Before the session, we shared an intro video and the framing our Deputy Director Julia Harrison had defined, as not everyone had used Wardley mapping before. We structured the session around two types of components: things we need to meet the user need, such as collecting information from a user, and organisational capabilities we need to deliver, such as getting clinical sign-off or legal agreements in place.
One thing we were clear about from the start: the aim was not perfect clarity. It was surfacing misalignment and having the conversations. To make that work, we used “disagree and commit” as a working principle, and we nominated someone (not the facilitator) to spot rabbit holes and pull us out when we went down one. That turned out to be genuinely useful.
Once we had a rough draft, a few of us refined it asynchronously, ordering the value stream from most visible features to least visible. In a follow-up session, we dot-voted on the areas we disagreed on most, or where we felt the risk was highest and needed more analysis. Below is our latest version which we want to tidy up further.

We’ll share the Wardley map more widely as part of communicating our strategy, and use it to find where others have faced similar challenges and what they’ve learned.
Getting feedback
Alongside the internal mapping work, we’ve been talking to people outside the team who either have a stake in our strategy or are working on something similar.
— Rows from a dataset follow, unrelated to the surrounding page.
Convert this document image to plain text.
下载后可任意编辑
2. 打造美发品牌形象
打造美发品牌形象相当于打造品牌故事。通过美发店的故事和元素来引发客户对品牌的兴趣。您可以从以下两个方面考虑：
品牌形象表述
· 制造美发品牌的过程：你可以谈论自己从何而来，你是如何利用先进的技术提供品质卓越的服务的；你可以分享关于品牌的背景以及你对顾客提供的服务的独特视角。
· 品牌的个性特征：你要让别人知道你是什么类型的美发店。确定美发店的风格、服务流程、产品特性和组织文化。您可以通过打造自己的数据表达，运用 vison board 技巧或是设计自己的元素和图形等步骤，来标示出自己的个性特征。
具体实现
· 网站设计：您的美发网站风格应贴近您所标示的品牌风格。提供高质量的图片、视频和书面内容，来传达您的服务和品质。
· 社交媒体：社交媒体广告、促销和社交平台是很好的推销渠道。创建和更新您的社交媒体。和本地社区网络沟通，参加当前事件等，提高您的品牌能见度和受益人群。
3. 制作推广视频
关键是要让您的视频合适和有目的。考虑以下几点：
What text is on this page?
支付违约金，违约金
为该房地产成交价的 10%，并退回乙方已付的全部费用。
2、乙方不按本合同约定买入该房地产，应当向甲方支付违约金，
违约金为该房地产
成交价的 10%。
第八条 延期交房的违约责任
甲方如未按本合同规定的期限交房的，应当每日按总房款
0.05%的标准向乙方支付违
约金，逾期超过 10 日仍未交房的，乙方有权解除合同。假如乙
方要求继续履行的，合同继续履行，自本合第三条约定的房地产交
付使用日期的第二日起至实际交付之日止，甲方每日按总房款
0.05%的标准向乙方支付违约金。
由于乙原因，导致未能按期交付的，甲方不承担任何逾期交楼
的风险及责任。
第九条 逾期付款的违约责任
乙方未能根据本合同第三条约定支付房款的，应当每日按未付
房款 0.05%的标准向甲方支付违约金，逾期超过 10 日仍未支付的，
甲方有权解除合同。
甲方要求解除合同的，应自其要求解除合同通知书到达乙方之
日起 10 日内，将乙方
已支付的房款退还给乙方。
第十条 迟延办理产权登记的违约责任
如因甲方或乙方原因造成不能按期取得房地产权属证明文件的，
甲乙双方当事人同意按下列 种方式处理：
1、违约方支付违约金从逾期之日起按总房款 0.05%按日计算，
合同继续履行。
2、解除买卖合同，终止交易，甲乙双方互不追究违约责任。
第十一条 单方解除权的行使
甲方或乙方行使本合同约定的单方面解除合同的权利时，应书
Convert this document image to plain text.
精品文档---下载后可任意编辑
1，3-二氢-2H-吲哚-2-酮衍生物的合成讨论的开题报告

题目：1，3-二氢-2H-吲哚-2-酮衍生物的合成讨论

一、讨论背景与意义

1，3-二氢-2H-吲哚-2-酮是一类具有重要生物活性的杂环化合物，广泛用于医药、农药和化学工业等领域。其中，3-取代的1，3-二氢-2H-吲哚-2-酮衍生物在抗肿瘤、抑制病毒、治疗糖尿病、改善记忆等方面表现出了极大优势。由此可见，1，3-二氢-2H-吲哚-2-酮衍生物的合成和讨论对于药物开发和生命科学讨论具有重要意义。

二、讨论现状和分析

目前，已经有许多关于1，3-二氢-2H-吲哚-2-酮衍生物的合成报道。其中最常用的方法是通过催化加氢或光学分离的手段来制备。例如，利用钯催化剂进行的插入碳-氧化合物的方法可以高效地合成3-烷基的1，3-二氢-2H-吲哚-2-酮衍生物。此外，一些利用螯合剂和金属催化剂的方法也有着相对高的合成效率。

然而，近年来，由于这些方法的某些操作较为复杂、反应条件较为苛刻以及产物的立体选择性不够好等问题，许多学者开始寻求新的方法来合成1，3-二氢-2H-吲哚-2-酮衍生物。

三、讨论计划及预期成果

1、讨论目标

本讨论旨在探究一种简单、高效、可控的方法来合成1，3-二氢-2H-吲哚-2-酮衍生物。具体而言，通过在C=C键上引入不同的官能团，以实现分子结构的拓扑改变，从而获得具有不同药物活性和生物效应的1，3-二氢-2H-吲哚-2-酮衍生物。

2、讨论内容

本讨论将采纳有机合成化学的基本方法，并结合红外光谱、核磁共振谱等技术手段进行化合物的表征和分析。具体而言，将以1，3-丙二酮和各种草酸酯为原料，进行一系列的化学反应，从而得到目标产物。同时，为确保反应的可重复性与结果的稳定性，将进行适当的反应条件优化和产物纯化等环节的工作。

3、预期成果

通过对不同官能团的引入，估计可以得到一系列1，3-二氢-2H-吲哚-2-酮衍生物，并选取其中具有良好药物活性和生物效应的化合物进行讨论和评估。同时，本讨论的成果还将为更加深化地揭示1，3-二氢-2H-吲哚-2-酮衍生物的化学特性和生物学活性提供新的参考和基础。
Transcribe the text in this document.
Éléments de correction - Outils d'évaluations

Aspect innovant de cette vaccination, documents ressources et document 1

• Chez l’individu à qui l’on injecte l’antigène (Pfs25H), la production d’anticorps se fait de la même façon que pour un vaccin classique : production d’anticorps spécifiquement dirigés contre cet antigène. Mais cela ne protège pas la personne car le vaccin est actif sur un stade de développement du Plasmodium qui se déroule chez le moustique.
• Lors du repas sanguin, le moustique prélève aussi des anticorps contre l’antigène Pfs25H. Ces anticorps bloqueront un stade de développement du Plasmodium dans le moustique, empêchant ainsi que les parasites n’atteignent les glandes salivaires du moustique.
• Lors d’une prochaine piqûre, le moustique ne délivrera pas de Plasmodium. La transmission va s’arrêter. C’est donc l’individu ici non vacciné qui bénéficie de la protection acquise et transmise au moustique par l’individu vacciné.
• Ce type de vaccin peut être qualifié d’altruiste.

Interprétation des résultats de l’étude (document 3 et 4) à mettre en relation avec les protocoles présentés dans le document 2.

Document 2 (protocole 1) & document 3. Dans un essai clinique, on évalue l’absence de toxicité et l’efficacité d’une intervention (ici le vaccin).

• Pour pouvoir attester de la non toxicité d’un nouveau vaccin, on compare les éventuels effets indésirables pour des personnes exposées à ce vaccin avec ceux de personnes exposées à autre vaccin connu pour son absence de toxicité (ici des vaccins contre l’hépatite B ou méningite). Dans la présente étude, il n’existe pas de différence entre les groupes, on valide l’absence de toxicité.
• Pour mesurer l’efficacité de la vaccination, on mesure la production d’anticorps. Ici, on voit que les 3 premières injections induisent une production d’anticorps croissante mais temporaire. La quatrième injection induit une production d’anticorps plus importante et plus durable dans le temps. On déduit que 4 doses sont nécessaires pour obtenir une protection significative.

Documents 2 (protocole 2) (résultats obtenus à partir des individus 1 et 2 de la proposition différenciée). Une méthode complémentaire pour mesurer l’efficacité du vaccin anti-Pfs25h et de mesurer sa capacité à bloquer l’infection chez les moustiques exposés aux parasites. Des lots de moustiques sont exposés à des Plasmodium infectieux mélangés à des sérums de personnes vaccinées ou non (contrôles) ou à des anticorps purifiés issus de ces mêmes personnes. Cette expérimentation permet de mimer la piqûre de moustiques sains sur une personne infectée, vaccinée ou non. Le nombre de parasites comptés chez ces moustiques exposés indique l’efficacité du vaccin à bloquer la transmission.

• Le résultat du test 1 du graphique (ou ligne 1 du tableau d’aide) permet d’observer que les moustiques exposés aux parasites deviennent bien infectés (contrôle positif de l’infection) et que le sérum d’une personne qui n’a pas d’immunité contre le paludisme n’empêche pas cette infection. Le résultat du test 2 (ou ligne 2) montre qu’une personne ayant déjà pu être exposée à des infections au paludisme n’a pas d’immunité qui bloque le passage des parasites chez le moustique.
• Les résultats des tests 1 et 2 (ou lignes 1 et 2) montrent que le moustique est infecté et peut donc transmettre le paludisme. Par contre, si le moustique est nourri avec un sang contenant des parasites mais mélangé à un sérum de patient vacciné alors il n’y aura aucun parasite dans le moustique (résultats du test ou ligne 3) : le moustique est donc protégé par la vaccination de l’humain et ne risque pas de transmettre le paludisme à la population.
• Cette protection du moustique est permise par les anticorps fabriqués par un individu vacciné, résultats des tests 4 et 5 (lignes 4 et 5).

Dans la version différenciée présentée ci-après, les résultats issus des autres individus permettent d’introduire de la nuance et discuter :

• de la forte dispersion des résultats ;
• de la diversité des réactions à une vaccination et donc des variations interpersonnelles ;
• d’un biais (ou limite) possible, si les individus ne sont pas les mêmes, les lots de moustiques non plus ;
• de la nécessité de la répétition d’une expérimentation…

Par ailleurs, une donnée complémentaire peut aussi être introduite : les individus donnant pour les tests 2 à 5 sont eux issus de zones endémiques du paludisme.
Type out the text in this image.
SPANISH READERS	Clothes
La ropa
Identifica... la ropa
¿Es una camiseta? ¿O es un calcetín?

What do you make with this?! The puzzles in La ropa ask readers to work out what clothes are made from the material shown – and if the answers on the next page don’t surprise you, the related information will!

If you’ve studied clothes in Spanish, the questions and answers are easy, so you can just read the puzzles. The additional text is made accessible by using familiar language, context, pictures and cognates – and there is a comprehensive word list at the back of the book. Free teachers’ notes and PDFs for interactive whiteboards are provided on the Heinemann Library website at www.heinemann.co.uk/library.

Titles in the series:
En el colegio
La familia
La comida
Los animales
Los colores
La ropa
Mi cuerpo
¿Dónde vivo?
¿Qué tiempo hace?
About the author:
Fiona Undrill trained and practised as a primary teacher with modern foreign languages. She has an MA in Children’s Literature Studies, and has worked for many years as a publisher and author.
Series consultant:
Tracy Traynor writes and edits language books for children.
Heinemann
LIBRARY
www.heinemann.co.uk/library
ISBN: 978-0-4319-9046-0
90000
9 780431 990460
Conversations with Duncan Brown, Chief Technology Officer for DPSP, and Ralph Hawkins, Lead Service Designer for Manage my Health, pushed us to think harder about how we tell the story of the problems we’re trying to solve, and how we align better with the wider DPSP portfolio. Dan Booker-Macedo, our Head of Technology, is currently writing our technology strategy, and making sure our work connects to that is something we’re actively working on.
A recurring question across these conversations was who can and should maintain a quality directory of local prevention services. We don’t have a clear answer yet, but it’s the right question to be sitting with.`
We also spoke with Emma James and Caroline Finucane from Digital Vaccination Services, who are taking a similar approach to mapping the end-to-end vaccination journey. Their “service stage framework” maps, at each stage of the journey, the products and capabilities that each team is developing and the shared outcomes they are delivering towards. We found it useful to see how another team in DPSP is tackling the same alignment challenge, and it’s prompted us to think about whether there are ways to connect our approaches.
What we’ve learned about mapping together
The most useful thing about all of this work has not been the maps themselves. It’s been the conversations they force.
Mapping as a group, whether that’s a service map or a Wardley map, creates a structured reason to surface disagreement, spot assumptions and ask questions that don’t naturally come up in day-to-day delivery. The output matters less than the process of building it together.
If you’re thinking about doing something similar, a few things have helped us. Send preparation materials in advance, especially if people haven’t used the method before. Be explicit that the goal is conversation, not a perfect artefact. Nominate someone to manage scope, because these sessions can sprawl. And plan a follow-up. The first session rarely resolves anything. The real work happens after, when a smaller group refines the rough draft and brings it back.
We’re not done. There’s still alignment work to do, and some of the strategic questions we’ve surfaced don’t have answers yet. But we have a much clearer shared picture than we did a few weeks ago, and that’s what this kind of work is for.